A team of informatics and engineering specialists at City University London has received £135,000 in funding from the government's UK-India Education and Research Initiative (UKIERI) for a three-year project to develop security measures for mobile banking.
Today, many mobile banking offerings require a dedicated SIM card to authenticate users, resulting in poor user experience and uptake, as consumers are forced to swap between SIM cards or use dual-SIM handsets.
City's team of researchers, led by Dr Rajarajan, assistant dean at E-Learning, is pioneering a form of security software that generates a personal code or 'crypto key' to each user via their existing SIM card. The result is a simple yet secure form of mobile banking authentication.

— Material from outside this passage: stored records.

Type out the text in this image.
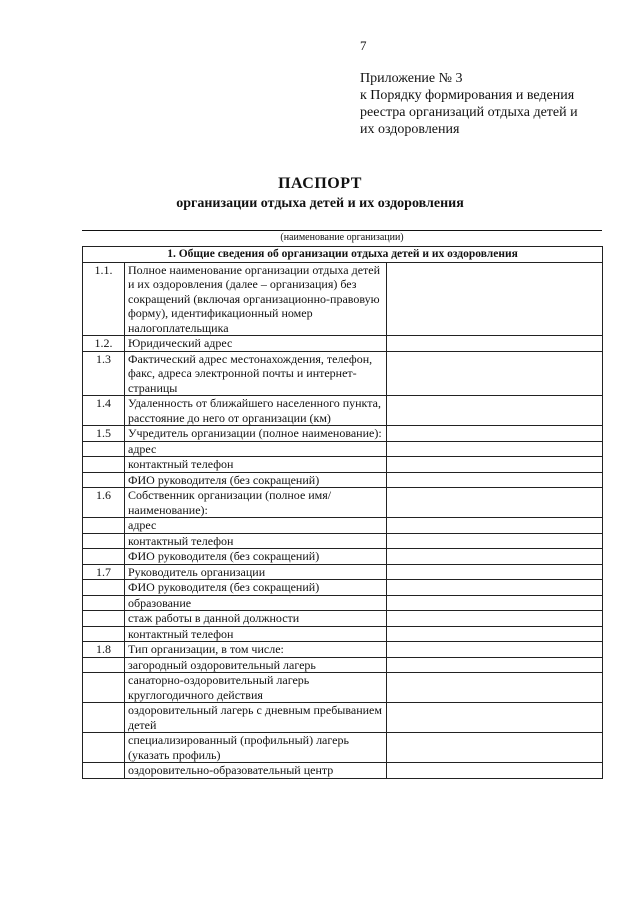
7
Приложение № 3
к Порядку формирования и ведения
реестра организаций отдыха детей и
их оздоровления
ПАСПОРТ
организации отдыха детей и их оздоровления
(наименование организации)
1. Общие сведения об организации отдыха детей и их оздоровления		
1.1.	Полное наименование организации отдыха детей и их оздоровления (далее – организация) без сокращений (включая организационно-правовую форму), идентификационный номер налогоплательщика	
1.2.	Юридический адрес	
1.3	Фактический адрес местонахождения, телефон, факс, адреса электронной почты и интернет-страницы	
1.4	Удаленность от ближайшего населенного пункта, расстояние до него от организации (км)	
1.5	Учредитель организации (полное наименование):	
	адрес	
	контактный телефон	
	ФИО руководителя (без сокращений)	
1.6	Собственник организации (полное имя/наименование):	
	адрес	
	контактный телефон	
	ФИО руководителя (без сокращений)	
1.7	Руководитель организации	
	ФИО руководителя (без сокращений)	
	образование	
	стаж работы в данной должности	
	контактный телефон	
1.8	Тип организации, в том числе:	
	загородный оздоровительный лагерь	
	санаторно-оздоровительный лагерь круглогодичного действия	
	оздоровительный лагерь с дневным пребыванием детей	
	специализированный (профильный) лагерь (указать профиль)	
	оздоровительно-образовательный центр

Rajarajan said: 'The GSMA's Mobile Money for the Unbanked initiative has set the global goal of bringing mobile financial services to 20 million people who previously did not have bank accounts, by 2012. But security concerns and the complexity of many services will hamper adoption.'
Researchers have so far worked with banks in India and the UK to develop a prototype of the technology and are also liaising with local government organisations to explore how the solution could be deployed in other mobile-transaction applications, such as paying for parking and congestion charges.
A feasibility study to be carried out by Warwick Business School and a cyber-criminologist from Leeds University's Law School will develop the necessary legal framework.
The UKIERI initiative aims to encourage research links between the UK and India, one of the fastest-growing mobile markets, with 80 million internet-enabled handset users predicted by the end of 2009.